PHA, Ecobank I don’t think the main focus should be looking outside Africa to raise money. There are substantial local pools of financing that banks can tap. One thing that needs to be done is working out how to allow pension funds in Nigeria, say, to invest in a bank in Ghana or Côte d’Ivoire. Today, it’s not possible. South Africa recently took a bold decision to allow its pension funds to invest outside the country. Doing that, they can deploy a huge amount of capital, something like $15 billion to $20 billion, that they can invest in middle Africa over the next few years. Such countries as Nigeria should follow suit. That’s how you build pan-African champions and create intra-African trade.

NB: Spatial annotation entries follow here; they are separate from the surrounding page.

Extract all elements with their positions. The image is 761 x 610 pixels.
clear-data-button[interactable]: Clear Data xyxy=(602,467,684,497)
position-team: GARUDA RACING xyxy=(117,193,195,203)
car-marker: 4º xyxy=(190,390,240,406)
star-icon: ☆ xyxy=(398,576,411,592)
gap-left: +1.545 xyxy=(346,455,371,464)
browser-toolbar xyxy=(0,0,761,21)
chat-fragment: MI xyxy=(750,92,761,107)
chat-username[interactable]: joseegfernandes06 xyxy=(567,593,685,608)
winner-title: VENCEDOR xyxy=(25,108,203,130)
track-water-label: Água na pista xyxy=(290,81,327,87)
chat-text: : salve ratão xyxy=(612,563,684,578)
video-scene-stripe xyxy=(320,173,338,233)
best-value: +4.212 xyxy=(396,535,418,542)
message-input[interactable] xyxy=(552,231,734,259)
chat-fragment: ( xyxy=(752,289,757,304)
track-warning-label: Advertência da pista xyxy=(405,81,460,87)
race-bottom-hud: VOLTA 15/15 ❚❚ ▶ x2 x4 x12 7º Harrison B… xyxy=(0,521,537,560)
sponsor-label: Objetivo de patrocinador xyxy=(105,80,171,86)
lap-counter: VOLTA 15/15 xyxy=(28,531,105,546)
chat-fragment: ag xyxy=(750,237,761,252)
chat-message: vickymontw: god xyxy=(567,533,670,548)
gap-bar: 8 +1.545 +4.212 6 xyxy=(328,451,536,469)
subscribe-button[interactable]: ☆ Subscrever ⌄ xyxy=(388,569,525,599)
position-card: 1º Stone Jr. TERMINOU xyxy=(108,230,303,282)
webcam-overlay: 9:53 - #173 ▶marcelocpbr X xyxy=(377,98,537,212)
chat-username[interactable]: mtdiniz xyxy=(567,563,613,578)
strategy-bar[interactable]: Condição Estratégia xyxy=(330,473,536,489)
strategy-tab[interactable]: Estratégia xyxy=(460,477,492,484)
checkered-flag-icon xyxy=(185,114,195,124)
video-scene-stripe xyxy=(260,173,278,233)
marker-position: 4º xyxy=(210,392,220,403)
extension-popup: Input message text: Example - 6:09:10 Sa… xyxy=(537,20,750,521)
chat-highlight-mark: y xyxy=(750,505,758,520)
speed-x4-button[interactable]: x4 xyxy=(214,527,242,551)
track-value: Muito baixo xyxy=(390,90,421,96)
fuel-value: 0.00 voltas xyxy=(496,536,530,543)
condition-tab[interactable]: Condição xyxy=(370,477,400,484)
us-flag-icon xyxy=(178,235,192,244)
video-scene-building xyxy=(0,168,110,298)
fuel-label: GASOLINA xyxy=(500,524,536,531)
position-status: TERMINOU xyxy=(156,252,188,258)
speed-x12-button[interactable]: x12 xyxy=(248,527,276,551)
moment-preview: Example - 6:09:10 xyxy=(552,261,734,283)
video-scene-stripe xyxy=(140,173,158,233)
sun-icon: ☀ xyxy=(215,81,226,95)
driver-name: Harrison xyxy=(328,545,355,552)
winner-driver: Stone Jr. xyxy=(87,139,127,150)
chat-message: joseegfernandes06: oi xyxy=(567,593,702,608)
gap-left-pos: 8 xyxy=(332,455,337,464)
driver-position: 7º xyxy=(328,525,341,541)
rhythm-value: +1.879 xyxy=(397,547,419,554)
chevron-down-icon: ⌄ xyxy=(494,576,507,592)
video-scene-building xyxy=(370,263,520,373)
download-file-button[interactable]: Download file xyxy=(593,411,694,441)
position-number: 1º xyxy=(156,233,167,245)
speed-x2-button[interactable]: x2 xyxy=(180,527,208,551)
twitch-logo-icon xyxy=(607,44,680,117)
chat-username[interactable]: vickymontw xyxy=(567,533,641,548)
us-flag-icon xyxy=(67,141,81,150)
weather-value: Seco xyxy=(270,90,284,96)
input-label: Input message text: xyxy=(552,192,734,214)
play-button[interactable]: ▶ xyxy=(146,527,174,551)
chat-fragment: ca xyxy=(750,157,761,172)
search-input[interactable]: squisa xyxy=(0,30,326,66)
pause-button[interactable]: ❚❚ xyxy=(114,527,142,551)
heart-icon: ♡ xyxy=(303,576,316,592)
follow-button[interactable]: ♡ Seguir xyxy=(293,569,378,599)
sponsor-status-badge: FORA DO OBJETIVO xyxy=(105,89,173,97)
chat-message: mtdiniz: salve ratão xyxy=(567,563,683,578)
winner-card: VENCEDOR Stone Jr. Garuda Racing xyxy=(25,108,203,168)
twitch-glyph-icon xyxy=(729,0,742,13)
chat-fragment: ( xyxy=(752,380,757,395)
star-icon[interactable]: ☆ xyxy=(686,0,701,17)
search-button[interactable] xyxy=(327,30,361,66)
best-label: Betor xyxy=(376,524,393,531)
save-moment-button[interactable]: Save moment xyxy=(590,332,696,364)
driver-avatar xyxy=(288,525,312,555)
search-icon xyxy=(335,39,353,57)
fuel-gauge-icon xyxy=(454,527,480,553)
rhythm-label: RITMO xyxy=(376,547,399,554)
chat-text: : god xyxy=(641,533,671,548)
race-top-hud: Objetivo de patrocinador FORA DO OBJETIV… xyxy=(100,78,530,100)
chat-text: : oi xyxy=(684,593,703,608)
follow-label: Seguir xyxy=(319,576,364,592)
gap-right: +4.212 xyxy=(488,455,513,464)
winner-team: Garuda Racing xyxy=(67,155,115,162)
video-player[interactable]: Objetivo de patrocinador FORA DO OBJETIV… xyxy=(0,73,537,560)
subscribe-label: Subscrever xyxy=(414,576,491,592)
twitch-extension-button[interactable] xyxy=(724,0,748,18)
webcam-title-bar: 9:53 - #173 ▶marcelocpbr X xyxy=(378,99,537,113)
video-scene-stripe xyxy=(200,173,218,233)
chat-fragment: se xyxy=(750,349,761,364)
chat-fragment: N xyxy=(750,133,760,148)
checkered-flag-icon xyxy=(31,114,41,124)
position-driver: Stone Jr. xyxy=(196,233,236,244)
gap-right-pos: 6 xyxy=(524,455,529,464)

BB, Chapel Hill Denham Nigerian pension funds have grown from a standing start in 2006 to $28 billion in assets under management now. Nigerian pension funds can deploy up to 10% of their assets outside the country.

PHA, Ecobank
But we’re not there yet. Even now, if you advise Nigerian pension funds to invest in equities, you get a negative reaction.

BB, Chapel Hill Denham
I beg to differ and I’ll tell you why. In the last two Eurobond issuances involving Nigerian institutions, in one deal around 30% of the book was sold to Nigerian pension funds. Around 80% of Nigerian pension funds’ money is invested in Nigerian government bonds, treasury bills or money markets. So when they go outside Nigeria, they aren’t going to take massive risks and that is the issue. If there is a good-quality Eurobond being issued by GT Bank or First Bank, you’ll see very substantial participation by Nigerian pension funds.

PHA, Ecobank We don’t believe that Eurobonds should be the solution, either from an issuer’s or an investor’s perspective. Investors don’t make great returns from Eurobonds. We need to promote local-currency financing and to enable governments to make large-scale issuances more effectively and efficiently in local currencies. You’ll see huge growth there in the future.

BB, Chapel Hill Denham I agree, and I see domestic issuance in local currencies becoming an important Nigerian theme. We raised $1.7 billion for the Lagos state government over a four-year period. In December 2013 we priced a $550 million local-currency bond in Lagos, sold 100% to Nigerian investors with a three-day roadshow. So depth is possible in the domestic markets, but it’s probably only Nigeria and South Africa that have that capacity on the continent.

AD, Ecobank There are two issues I see here. First, local-currency financing has to increase as capital markets are constrained on the supply and demand sides. Demand for local-currency bonds is strong – bonds can be oversubscribed by 150% or more. Second, the sometimes limited pools of capital available to African governments. Former colonial partners are pulling back due to fiscal constraints at home, so bilateral funding is likely to diminish. What is interesting is the expansion of Eurobond issuance, and once you build a track record – as with Ghana, which is coming back for a third Eurobond – it’s easier to raise money as investors have greater comfort. And then there’s the diaspora: African governments aren’t tapping into these remittance flows as successfully as they should be. Kenya and Nigeria have had varying success with diaspora bonds, and that’s an area we expect will continue to grow.